Video understanding limitations - Amazon Nova

Video understanding limitations

The following are key model limitations, where model accuracy and performance might not be guaranteed.

  • One video per request: currently the model supports only 1 video per request. Some frameworks and libraries use memory to keep track of previous interactions. There might be a video that was added in a previous context.

  • No audio support: The models are currently trained to process and understand video content solely based on the visual information in the video. They do not possess the capability to analyze or comprehend any audio components that are present in the video.

  • No timestamp support: The models are currently not trained with timestamp information, so they are unable to retrieve timestamps or ranges of timestamp and are unable to understand timestamps in the questions.

  • Temporal causality: The model has limited understanding of event causality across the progression of the video. Although it answers well to point in time questions, it does not perform as well on answers that depends on understanding a sequence of events

  • Handwriting understanding: The models have limited handwriting understanding and may struggle or hallucinate on similar tasks.

  • Multilingual image understanding: The models have limited understanding of multilingual images and video frames. They might struggle or hallucinate on similar tasks.

  • People identification: The Amazon Nova models do not support the capability to identify or name individuals in images, documents, or videos. The models will refuse to perform such tasks.
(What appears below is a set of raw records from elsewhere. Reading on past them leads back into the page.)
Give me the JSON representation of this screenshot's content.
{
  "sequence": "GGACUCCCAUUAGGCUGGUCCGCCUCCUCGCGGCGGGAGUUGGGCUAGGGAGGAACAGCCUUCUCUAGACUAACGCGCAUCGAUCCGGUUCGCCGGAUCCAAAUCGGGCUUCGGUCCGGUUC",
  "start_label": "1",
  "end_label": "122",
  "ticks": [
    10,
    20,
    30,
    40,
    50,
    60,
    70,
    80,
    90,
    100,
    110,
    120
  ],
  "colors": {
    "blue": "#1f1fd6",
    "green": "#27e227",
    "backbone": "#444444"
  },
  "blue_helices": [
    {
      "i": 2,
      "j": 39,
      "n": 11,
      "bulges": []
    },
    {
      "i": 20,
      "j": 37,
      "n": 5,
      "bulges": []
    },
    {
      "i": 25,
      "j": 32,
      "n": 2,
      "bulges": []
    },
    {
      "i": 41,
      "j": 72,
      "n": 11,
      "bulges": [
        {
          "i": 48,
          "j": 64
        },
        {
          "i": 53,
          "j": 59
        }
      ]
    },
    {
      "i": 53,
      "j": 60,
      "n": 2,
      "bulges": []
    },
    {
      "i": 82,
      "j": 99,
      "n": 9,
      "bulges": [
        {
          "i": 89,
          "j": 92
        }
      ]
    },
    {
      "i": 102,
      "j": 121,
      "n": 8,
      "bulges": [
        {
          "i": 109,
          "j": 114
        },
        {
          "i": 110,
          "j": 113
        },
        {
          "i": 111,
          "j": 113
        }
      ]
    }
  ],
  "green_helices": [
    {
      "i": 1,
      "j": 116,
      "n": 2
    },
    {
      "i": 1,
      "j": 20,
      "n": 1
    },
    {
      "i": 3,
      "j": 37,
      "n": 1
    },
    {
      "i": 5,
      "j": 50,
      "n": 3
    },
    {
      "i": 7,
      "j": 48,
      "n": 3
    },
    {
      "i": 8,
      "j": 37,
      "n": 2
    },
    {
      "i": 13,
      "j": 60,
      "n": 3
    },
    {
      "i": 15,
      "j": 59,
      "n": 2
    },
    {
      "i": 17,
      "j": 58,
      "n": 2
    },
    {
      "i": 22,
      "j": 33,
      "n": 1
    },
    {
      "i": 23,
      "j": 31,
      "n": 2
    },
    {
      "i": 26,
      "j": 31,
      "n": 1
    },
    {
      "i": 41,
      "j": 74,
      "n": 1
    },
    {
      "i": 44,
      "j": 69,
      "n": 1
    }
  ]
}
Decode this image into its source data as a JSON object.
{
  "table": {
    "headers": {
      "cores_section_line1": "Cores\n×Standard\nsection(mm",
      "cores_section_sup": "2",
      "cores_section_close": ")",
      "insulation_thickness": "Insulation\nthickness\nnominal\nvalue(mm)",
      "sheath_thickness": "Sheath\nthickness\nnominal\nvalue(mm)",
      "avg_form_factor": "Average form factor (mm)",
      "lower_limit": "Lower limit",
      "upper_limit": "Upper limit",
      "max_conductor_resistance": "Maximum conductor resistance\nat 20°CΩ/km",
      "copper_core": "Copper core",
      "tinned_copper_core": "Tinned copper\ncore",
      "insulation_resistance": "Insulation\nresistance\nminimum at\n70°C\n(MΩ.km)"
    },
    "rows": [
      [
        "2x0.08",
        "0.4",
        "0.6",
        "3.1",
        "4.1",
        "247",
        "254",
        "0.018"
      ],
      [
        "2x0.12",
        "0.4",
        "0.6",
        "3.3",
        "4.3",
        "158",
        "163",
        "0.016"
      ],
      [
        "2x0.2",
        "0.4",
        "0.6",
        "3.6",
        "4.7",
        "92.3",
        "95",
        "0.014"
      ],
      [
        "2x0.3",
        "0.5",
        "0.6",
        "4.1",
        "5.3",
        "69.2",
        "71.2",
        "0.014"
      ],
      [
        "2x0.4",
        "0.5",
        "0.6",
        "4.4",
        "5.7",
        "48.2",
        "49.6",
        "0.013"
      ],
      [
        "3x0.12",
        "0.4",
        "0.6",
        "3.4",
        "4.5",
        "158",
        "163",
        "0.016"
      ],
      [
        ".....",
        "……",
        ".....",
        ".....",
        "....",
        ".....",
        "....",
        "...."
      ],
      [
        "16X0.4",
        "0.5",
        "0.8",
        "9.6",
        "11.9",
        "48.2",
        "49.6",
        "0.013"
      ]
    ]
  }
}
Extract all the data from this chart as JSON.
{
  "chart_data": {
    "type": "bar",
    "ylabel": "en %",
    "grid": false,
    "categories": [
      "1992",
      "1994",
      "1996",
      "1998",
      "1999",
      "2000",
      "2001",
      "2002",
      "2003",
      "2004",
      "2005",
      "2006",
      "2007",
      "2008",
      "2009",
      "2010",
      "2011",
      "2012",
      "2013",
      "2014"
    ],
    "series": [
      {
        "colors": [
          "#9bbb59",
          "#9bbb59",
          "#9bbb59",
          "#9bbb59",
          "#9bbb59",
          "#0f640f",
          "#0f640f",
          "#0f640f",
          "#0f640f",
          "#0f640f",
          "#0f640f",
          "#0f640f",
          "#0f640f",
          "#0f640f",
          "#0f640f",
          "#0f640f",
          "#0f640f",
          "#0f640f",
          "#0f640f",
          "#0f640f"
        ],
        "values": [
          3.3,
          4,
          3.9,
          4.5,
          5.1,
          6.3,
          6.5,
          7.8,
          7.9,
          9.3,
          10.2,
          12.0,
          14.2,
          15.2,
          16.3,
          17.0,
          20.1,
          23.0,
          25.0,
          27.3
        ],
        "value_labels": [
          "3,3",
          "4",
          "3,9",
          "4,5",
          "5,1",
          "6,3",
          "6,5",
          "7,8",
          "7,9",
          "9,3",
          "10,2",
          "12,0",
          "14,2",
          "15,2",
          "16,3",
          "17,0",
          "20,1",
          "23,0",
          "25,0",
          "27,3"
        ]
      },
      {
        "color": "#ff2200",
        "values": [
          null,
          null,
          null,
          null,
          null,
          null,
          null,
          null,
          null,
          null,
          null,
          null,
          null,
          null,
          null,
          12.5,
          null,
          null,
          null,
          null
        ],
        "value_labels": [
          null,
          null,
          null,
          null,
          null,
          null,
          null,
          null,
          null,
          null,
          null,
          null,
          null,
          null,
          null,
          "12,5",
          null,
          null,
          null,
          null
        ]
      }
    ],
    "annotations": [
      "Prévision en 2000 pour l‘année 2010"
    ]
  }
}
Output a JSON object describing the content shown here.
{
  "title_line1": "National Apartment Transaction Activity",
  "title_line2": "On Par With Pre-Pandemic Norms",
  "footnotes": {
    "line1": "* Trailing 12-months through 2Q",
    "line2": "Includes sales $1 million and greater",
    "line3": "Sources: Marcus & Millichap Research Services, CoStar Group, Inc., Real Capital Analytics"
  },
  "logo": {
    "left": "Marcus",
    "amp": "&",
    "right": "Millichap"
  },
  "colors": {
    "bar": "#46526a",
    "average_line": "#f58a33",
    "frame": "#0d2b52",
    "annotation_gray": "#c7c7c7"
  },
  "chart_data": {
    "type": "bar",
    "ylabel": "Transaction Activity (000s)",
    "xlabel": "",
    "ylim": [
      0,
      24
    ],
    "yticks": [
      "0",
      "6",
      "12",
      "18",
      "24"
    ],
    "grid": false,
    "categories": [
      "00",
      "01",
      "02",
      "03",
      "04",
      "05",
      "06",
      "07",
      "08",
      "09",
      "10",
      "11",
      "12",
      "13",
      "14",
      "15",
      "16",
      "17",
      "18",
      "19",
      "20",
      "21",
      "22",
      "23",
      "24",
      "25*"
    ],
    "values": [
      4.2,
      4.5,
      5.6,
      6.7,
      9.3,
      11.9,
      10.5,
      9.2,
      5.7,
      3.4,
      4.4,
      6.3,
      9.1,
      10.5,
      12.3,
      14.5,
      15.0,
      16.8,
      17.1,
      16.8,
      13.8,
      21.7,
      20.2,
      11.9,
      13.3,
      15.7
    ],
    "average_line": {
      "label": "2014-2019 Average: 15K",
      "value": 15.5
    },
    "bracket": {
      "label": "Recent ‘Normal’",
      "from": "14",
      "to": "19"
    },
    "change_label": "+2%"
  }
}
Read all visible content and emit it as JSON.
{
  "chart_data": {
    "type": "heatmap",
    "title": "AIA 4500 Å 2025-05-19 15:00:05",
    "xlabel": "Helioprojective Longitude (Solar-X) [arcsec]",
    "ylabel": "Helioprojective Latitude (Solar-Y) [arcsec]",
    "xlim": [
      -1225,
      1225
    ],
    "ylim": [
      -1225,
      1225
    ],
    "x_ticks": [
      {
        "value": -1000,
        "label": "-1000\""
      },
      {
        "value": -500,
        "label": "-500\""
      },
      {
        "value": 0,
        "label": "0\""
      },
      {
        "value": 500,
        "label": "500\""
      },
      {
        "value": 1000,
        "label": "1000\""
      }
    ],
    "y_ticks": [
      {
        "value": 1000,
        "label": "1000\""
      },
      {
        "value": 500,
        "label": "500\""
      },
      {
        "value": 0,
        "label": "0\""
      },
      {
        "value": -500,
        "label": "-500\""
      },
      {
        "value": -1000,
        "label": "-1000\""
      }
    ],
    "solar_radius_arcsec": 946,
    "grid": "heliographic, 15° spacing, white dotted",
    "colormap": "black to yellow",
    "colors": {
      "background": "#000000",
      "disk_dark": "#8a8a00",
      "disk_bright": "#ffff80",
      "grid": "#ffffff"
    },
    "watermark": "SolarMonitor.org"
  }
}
  • Spatial reasoning: The Amazon Nova models have limited spatial reasoning capabilities. They may struggle with tasks that require precise localization or layout analysis.

  • Small text in images or videos: If the text in the image or video is too small, consider increasing relative size of the text in the image by cropping to the relevant section while preserving necessary content.

  • Counting: The Amazon Nova models can provide approximate counts of objects in an image, but might not always be precisely accurate, especially when dealing with large numbers of small objects.

  • Inappropriate content: The Amazon Nova models will not process inappropriate or explicit images that violate the Acceptable Use Policy

  • Healthcare applications: Due to the sensitive nature of these artifacts, even though Amazon Nova models can give general analysis on healthcare images or videos, we do not recommend that you interpret complex diagnostic scans. The response of Amazon Nova should never be considered a substitute for professional medical advice.